The **Anomalies** module removes the climatologies using functions like `CSTools::CST_Anomaly()` and `s2dv::Clim()`, and also returns the full fields in case they are needed for any future computations.
```r
# Calibrate the data
data <- Calibration(recipe, data)
# Compute anomalies
data <- Anomalies(recipe, data)
```
**Questions**
(1) Verify that you now have anomaly values instead of the original full field. *Tip*: Use `data_summary()` like in the previous example and pay attention to the new values.
## 4. Evaluate the model skill and compute the probability thresholds
The **Skill** module returns a list of all the evaluation metrics requested in the recipe, in the shape of multi-dimensional arrays. In this case, we will compute three metrics:
- **RPSS (Ranked Probability Skill Score)**: This skill score measures how well a forecast predicts the probability of the tercile categories (below normal, normal and above-normal), compared to the climatology.
- **BSS10 and BSS90 (Brier Skill Score):** This skill score measures how well a forecast predicts the probability of the 10th percentile and 90th percentile extreme events, compared to the climatology.

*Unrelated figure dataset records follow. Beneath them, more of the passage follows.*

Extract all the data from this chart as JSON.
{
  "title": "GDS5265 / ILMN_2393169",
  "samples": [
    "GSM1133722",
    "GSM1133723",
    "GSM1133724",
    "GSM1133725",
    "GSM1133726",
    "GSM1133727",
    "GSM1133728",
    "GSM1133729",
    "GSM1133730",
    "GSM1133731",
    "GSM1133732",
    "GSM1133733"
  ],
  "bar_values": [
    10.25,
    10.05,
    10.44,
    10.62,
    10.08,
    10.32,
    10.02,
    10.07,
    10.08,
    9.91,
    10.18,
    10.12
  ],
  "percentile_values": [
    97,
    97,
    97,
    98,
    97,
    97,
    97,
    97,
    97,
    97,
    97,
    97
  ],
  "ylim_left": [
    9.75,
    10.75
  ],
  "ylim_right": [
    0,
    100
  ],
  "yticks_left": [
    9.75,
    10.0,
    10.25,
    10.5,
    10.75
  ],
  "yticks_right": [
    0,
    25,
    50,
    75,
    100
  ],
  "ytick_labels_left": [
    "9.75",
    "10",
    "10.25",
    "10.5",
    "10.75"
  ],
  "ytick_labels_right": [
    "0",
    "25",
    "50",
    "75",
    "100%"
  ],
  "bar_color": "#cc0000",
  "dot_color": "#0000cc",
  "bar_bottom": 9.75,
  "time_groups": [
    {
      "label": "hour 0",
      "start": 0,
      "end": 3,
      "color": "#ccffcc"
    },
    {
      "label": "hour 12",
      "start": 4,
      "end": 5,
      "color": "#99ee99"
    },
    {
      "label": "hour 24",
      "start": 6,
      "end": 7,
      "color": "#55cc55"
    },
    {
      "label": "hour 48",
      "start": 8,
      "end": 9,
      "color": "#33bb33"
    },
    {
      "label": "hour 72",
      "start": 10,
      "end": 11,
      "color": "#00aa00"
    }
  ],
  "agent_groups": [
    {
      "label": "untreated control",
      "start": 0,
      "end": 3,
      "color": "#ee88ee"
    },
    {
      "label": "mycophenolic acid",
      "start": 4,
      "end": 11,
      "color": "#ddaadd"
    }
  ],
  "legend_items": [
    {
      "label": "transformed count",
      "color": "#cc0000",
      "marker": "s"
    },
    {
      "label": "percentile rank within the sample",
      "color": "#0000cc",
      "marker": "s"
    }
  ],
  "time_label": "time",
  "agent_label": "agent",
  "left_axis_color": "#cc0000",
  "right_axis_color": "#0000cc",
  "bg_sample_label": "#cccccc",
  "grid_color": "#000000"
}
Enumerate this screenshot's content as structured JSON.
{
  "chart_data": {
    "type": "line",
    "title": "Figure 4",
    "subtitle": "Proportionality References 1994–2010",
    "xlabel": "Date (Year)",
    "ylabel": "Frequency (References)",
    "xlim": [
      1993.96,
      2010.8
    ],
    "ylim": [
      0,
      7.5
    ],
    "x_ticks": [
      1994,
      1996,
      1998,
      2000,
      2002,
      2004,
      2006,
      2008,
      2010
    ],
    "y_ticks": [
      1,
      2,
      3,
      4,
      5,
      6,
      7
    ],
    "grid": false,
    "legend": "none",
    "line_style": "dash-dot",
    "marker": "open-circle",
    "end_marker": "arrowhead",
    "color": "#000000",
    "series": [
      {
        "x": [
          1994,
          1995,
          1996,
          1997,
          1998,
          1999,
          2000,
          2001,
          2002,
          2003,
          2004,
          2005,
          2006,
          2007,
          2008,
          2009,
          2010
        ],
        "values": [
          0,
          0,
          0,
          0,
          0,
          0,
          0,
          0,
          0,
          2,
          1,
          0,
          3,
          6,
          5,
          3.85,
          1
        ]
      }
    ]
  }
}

The `Probabilities()` function returns the probability values for each requested category for the hindcast and forecast data, as well as the hindcast percentile values corresponding to each threshold.
```
# Compute skill metrics
skill_metrics <- Skill(recipe, data)
# Compute percentiles and probability bins
probabilities <- Probabilities(recipe, data)
```
**Questions**
(1) What is the structure of `skill_metrics`? Which metrics were computed? What dimensions do they have? *Tip*: use `str()` and `names()`.
(2) What is the structure of `probabilities`? Can you identify the probability categories and the percentiles? *Tip*: use `str()`.
## 5. Plotting the results
Now, let's visualize the information that was computed!
The **Visualization** module will generate the three types of maps we requested in the recipe:
- Skill maps to visualize the skill distribution of the model, for each metric.
- The ensemble mean of the calibrated forecast anomalies.
- A map showing the most likely tercile category for each point in the grid.
With the significance option in the `Visualization()` function, you can choose whether or not to shade the grid points that are statistically significant in each skill metric plot.
```r
# Plot data
Visualization(recipe, data,
skill_metrics = skill_metrics,
probabilities = probabilities,
significance = TRUE)
```
Now, you can `cd` to the the output directory and inspect the contents of the `plots/` subdirectory. The plots are png files that can be visualized with the `display` command. They have a descriptive name including the content of the plot, the date and the forecast time.
**Questions**
(1) Let's take a look at the forecast ensemble mean. What is the sign of the anomalies over Spain? In what regions are the anomalous temperatures strongest?
(2) Let's take a look at the skill metrics RPSS, BSS10 and BSS90. In what regions and for which metrics is the forecast most skillful? *Tip*: Positive values indicate that the model is a better predictor than the climatology, with 1 being the perfect score.
(3) Let's take a look at the Most Likely Terciles plots. This plot indicates the probability of the temperature being below normal, near-normal or above normal. What is the most likely category for Spain?